Simon Wren-Lewis digests the Treasury’s report on the relationship an independent Scotland would have with sterling and the Bank of England (rUK is his shorthand for the UK excluding Scotland):
The real problem for Scotland is that, in forming a sterling currency union, it will be dealing with a government that thinks like Germany. What is worse, although Germany can sometimes be persuaded to go against its austerity instincts for the sake of European unity, after an independence vote rUK is unlikely to let its heart strings be pulled in a similar way! The problem for Scotland is that the rUK can provide something that in fact costs it very little, but the absence of which would cost Scotland a great deal, so rUK will be able to ask for a high price. Unless the new Scottish government is prepared to pay for a Bank of England LOLR role with some of its oil revenues, it may find it has nothing to bargain with. If no agreement can be found, the Treasury paper is quite right to conclude that using sterling unilaterally would not be attractive for Scotland. So rather than accept damaging fiscal restrictions, the new Scottish government may end up with its own currency after all.
George Osborne is right to present the Treasury’s analysis as a stumbling block for the SNP, in other words; but he’s slightly disingenuous in pretending that he has nothing to do with that fact.
As Wren-Lewis points out, politics muddies all waters. Normally, the study of Optimal Currency Areas is relatively simple: the more alike two countries are, the greater the benefits of having a shared currency, and the lesser the disbenefits. That’s why the euro is such a startlingly bad idea on paper – there’s basically no possible group of countries less economically, socially and politically coherent than the eurozone. And in in nations like rUK and Scotland, which are pretty damn similar, the whole deal comes down to one basic question: is the loss of flexibility of monetary policy a worthwhile cost to pay for those benefits?
But that assumes that there is any way a currency union between rUK and Scotland could actually exist as a union. It’s a political, not an economic question: what possible scenarios can we imagine in which the Bank of England would view the Scottish economy as anything other than entirely subordinate to the interests of rUK’s? And, moreover, what possible scenarios can we imagine in which an actually existing rUK government – as short-termist, economically-illiterate and vindictive as they tend to be – would allow that to happen?
It may just be the case that the rUK would be better off if the Bank of England carried its policy equitably, allowing the rUK to take a hit to ensure the continued strength of Scotland, which would be on of its biggest, if not the biggest, trading partner.
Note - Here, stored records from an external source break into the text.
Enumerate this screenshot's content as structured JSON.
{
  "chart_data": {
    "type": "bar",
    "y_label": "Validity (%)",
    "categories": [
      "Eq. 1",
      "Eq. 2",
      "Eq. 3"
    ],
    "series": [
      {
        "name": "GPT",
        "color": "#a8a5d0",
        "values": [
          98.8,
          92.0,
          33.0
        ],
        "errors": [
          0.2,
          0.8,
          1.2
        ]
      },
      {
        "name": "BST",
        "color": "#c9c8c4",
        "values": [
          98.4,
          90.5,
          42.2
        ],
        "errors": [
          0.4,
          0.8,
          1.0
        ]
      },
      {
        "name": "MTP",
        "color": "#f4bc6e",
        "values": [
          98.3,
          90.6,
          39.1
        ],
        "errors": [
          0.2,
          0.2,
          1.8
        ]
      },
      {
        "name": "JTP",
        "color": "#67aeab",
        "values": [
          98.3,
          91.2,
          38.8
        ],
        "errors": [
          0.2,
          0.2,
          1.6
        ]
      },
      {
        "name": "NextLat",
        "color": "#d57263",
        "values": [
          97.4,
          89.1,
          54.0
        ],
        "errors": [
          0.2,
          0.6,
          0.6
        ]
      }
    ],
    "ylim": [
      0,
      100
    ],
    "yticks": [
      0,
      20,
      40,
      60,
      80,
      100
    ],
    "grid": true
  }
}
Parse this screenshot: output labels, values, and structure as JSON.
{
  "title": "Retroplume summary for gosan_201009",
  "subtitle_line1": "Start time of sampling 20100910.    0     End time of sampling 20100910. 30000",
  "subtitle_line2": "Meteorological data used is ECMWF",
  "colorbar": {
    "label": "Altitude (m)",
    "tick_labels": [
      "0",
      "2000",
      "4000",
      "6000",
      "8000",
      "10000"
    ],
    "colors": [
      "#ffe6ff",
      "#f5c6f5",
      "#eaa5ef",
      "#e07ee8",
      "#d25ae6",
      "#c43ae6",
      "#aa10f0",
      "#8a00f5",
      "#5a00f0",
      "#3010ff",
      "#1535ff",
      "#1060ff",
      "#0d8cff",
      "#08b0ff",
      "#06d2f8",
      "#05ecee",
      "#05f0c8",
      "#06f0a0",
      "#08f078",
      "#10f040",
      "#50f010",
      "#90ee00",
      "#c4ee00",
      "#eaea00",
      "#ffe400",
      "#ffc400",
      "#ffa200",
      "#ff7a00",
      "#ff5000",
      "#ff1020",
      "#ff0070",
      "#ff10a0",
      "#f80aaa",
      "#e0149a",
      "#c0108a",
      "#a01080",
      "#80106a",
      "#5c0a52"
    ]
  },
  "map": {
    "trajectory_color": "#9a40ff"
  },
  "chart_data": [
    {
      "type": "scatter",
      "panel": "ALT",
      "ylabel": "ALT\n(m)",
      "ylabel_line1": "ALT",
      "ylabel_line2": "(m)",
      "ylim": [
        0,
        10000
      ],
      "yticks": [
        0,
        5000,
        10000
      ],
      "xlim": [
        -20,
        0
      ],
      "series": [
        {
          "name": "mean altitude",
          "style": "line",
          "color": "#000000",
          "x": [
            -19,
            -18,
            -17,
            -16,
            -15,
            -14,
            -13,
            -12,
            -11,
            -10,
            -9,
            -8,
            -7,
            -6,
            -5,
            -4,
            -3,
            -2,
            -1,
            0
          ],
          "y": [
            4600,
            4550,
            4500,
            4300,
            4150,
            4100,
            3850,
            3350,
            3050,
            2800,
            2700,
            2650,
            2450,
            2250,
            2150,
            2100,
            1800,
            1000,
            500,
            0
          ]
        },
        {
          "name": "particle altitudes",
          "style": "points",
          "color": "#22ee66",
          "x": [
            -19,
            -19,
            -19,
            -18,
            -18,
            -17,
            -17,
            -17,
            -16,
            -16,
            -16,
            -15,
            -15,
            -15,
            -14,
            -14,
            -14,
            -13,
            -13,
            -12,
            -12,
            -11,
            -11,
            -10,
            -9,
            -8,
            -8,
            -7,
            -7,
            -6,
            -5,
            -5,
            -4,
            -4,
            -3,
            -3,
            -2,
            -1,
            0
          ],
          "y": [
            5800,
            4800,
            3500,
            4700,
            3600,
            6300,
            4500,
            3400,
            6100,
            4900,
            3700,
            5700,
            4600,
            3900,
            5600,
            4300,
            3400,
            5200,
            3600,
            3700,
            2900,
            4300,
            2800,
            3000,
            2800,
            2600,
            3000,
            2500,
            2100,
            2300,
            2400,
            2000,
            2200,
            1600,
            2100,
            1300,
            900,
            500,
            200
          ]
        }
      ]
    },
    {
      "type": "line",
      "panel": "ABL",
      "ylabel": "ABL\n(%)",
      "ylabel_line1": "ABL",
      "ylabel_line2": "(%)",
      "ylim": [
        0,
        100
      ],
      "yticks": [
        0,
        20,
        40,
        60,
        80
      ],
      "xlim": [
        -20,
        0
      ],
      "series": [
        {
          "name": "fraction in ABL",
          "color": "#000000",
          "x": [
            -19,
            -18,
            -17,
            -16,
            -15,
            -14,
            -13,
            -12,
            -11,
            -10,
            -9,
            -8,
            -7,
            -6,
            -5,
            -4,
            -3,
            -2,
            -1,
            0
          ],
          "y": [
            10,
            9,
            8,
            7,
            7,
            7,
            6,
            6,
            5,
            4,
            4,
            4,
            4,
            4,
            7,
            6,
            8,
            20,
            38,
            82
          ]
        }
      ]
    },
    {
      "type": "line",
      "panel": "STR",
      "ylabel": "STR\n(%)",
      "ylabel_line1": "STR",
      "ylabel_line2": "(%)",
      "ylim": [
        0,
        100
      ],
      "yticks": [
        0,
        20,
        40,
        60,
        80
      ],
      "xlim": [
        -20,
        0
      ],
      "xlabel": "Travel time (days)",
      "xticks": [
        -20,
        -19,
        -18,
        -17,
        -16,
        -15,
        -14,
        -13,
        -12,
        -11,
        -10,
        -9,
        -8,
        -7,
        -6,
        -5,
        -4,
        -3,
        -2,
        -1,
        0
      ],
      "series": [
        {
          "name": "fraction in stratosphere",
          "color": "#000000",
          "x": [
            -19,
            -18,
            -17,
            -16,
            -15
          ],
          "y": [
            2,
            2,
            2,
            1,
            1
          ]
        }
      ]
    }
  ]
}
But it’s nigh-on impossible to imagine a rUK government letting the Bank of England incorporate that rationalisation into its mandate.
Compared to questions of fair allocation of public debt, North Sea Oil and monarchs (Scotland can have em, frankly), the question of Scottish monetary policy might seem boringly technical. But it’s one of the most intractable problems standing in the way of Alex Salmond’s dream.